W stolicy Rosji faworytami wydają się "Trójkolorowi", zwłaszcza że rywale musieli wziąć udział w dogrywce w spotkaniach z Danią, Rosją i Anglią. Francuzi w fazie pucharowej pokonali z kolei Argentynę, Urugwaj i Belgię za każdym razem w ciągu 90 minut.
Zespół z Bałkanów pokazał jednak, że jest dobrze przygotowany fizycznie i rozegrane dodatkowe minuty mogą wcale nie wpłynąć na formę podopiecznych Zlatko Dalica.
"Mała Chorwacja w finale mistrzostw świata! Nikt nie wierzył przed turniejem, że możemy zajść tak daleko, ale my wierzyliśmy" - podkreślił Ivan Perisic, bohater półfinału z Anglią, w którym zdobył bramkę i zaliczył asystę.

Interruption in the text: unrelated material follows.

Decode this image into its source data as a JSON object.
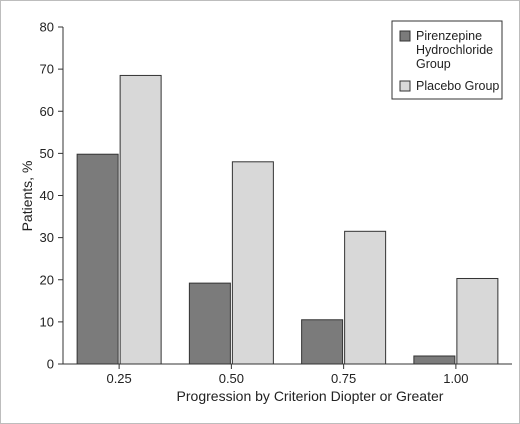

Oba zespoły łączy fakt, że swój najlepszy wynik w historii MŚ osiągnęły na tym samym mundialu - w 1998 roku we Francji. "Trójkolorowi" sięgnęli wówczas po tytuł, a Chorwaci, którzy przegrali z gospodarzami 1:2 w półfinale, ostatecznie zajęli trzecie miejsce.
"Wierzymy w siebie. Musimy sobie wyobrazić, że to normalny mecz. I dać z siebie wszystko na boisku. Nie będziemy mieć wiele okazji, dlatego musimy je wykorzystać, kiedy nadejdą" - powiedział francuski napastnik Antoine Griezmann.
Chorwacja ma szansę na pierwszy w historii tytuł i może zostać dziewiątym triumfatorem mistrzostw świata.